I'm excited about this series!
I would be curious what your take is on this blog post from OpenAI, particularly these two graphs:
Investment in compute powers leading-edge research and step-change gains in model capability. Stronger models unlock better products and broader adoption of the OpenAI platform. Adoption drives revenue, and revenue funds the next wave of compute and innovation. The cycle compounds.
While their argument is not very precise, I understand them to be saying something like, "Sure, it's true that the costs of both inference and training are increasing exponentially. However, the value delivered by these improvements is also increasing exponentially. So the economics check out."
A naive interpretation of e.g. the METR graph would disagree: humans are modeled as having a constant hourly wage, so being able to do a task which is 2x as long is precisely 2x as valuable (and therefore can't offset a >2x increase in compute costs). But this seems like an implausible simplification.
Do we have any evidence on how the value of models changes with their capabilities?
A few points to clarify my overarching view:
I feel confused about this point because I thought the argument you were making implies a non-constant "tailwind." E.g. for the next generation these factors will be 1/2 as important as before, then the one after that 1/4, and so on. Am I wrong?
Yeah, it isn't just like a constant factor slow-down, but is fairly hard to describe in detail. Pre-training, RL, and inference all have their own dynamics, and we don't know if there will be new good scaling ideas that breathe new life into them or create a new thing on which to scale.
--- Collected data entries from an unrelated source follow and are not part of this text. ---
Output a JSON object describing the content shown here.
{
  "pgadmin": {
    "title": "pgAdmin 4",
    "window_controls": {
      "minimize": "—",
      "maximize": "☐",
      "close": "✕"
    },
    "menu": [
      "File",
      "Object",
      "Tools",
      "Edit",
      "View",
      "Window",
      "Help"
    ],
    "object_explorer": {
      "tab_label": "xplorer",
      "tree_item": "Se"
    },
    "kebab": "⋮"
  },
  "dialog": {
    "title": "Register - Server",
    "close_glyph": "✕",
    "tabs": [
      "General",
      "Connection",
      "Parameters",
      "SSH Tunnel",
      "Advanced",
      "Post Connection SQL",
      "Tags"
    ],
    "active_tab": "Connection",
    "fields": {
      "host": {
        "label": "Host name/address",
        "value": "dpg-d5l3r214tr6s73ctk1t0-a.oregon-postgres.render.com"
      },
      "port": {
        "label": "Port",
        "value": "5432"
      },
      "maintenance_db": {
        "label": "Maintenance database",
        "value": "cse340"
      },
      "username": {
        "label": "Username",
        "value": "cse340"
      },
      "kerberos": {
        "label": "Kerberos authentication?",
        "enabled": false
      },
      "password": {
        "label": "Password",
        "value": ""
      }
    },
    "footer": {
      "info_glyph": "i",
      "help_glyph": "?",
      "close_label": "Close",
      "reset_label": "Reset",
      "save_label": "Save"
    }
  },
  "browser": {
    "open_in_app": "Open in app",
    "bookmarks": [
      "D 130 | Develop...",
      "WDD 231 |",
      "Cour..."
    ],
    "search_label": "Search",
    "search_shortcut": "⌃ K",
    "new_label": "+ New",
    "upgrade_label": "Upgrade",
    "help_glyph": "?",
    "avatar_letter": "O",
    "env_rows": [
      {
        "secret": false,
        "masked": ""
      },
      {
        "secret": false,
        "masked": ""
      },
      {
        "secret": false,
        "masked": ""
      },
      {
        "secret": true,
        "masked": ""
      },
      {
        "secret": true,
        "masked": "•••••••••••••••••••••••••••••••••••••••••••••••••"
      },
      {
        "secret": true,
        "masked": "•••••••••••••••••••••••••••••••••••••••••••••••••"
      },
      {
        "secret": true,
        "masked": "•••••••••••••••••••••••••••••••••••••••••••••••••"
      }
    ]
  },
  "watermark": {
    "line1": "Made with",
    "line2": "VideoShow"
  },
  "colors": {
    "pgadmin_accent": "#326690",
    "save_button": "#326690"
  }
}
I'm not trying to say the speed at any future point is half what it would have been, but that you might have seen scaling as a big deal, and going forward it is a substantially smaller deal (maybe half as big a deal).
Thanks, that's helpful. Do you have a sense of where we are on the current S-curve? E.g., if capabilities continue to progress in a straight line through the end of this year, is that evidence that we have found a new S-curve to stack on the current one?
That's a great question. I'd expect a bit of slowdown this year, though not necessarily much. e.g. I think there is a 10x or so possible for RL before RL-training-compute reaches the size of pre-training compute, and then we know they have enough to 10x again beyond that (since GPT-4.5 was already 10x more), so there are some gains still in the pipe there. And I wouldn't be surprised if METR timelines keep going up in part due to increased inference spend (i.e. my points about inference scaling not being that good are to do with costs exploding, so if a cost-insensitive benchmark is going on, it might not register on it all that much). There is also room for more AI-research or engineering improvements to these things, and a lump of new compute coming in, making it a bit messy.
Overall, I'd say my predictions are more about appreciable slowing in 2027+ rather than 2026.
And I'll add that RL training (and to a lesser degree inference scaling) is limited to a subset of capabilities (those with verifiable rewards and that the AI industry care enough about to run lots of training on). So progress on benchmarks has been less representative of how good they are at things that aren't being benchmarked than it was in the non-reasoning-model era. So I think the problems of the new era are somewhat bigger than the effects that show up in benchmarks.
"All kinds of compute scaling are quite inefficient on most standard metrics. There are steady gains, but they are coming from exponentially increasing inputs."
Is this kind of the opposite of Moore's law lol?